There's a whole interesting idea for a classic horror riff in that line, and I kind of wonder what the movie that got built around the idea of a town's migrant labor being the only people practically equipped to fight a monster would be, but Larry Fessenden has more on his mind even as he's careful to keep the story centered and focused on one man's situation.

That man is Charley (Alex Hurt), a building painter with talent for the other thing one can mean when saying "painter", planning to leave his hometown of Talbot Falls after the death of his father. He's got a lot of stops to make - dropping some of his father's papers off with Kate (Barbara Crampton), a lawyer, in hope that she might find something that can stop a development spearheaded by Hammond, the rich man who runs the town (Marshall Bell); giving his ex-wife Sharon (Addison Timlin) a painting by way of apology for how he ruined their marriage; making sure his friend Miguel (Rigo Garay), the sole witness to a grisly attack on two teenagers a month ago, is okay, especially in the wake of a racist op-ed in the paper by Hammond suggesting he knows more; and dropping his old car off with another friend in exchange for a particular tool. Why? Well, he's got the full moon marked off on his calendar, and his vague memories of those nights probably does not come from his binge drinking.

The title makes it clear that the Wolfman stuff is a metaphor for alcoholism and addiction, but even knowing that, Fessenden and actor Alex Hurt do an impressive job of showing how the drink and lycanthropy aren't the only things going on with this man, and that is what creates the real tragedy - he's trying to keep his life together and has people who see his potential even as they also see that he's collapsing. It feels real even as it lands into the heightened horror metaphor of it all, maybe not subtle but nuanced. Alex Hurt does a fine job of capturing just what it means to be this particular sort of mess: One feels the good intentions, talent, and wit, but also the self-destructiveness, savior complex, and tendency to feel bad for what he's done but not quite bad enough to fix it before he's good and ready. Hurt and Fessenden really put their finger on how, even as one grows to understand that an addict may not be in control, one can still get more fed up with them.

Fessenden is able to call on a nifty cast to fill in roles as Charley tries to make his way out of town, from Joseph Cstillo-Midyett & Ella Rae Peck as cops who are facing more than is reasonable without being inept, to familiar character actors like Joe Swanberg, Barbara Crampton, James Le Gros (who based on the number of times he shows up for odd jobs in the credits doesn't mind helping out while he's on set), John Speredakos, and Kevin Corrigan.
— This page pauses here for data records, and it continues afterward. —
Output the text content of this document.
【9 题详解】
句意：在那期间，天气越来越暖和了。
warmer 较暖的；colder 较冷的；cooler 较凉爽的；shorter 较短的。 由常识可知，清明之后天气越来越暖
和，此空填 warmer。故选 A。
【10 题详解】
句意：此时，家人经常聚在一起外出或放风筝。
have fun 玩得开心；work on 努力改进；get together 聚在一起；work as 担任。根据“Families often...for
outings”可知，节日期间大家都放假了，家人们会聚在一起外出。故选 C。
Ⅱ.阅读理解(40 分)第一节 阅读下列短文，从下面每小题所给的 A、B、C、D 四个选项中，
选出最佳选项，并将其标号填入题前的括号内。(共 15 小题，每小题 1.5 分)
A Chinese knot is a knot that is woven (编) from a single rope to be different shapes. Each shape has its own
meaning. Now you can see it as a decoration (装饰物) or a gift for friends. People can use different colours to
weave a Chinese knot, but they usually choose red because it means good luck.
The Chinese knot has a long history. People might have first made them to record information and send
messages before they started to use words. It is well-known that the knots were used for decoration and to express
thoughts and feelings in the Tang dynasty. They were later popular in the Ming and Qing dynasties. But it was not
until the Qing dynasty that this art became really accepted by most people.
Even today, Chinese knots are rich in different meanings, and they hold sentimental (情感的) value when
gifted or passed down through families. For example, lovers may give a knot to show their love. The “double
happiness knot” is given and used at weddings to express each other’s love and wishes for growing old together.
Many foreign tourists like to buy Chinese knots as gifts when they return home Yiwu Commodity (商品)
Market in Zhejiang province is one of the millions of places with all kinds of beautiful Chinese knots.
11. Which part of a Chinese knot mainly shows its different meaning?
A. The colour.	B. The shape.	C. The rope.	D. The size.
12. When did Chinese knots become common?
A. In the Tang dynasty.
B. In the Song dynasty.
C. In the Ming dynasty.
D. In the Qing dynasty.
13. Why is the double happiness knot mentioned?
The folks with beefier parts do well too - Addison Timlin hits this "ex who wants to be understanding but it's hard even when he's being a weirdo" spot dead on, for instance, while Rigo Garay gets to pull multiple layers of being put in a bad situation but having to keep going off. Marshall Bell plays a rich, kind of racist jerk at just the level where one can earnestly despise the guy without getting into whether he or the real world has gone off into cartoon villainy.

And yet, it's not dour - there's some nasty kills for those who come for that, and the movie is also very funny at points as Fessenden uses the some-days-you-just-can't-leave-town structure and finds a way that transforming under the full moon makes it even crazier. Things like transforming into a wolf who doesn't know how to drive a car while behind the wheel and thus going down a hill manages to hit both. Toward the end, at the very moment most of these movies start to get more serious, Fessenden throws more jokes in, and it kind of keeps him from needing to end the film on some grandiose note.

Which keeps things right at the level they need to be at, messy in both emotion and gore because this sort of thing can't be satisfying. Fessenden's take on this particular iconic monster is a real treat: Plenty of blood, plenty of wit, and enough genuine fondness for the various small town residents to keep the film from being hollow cynicism.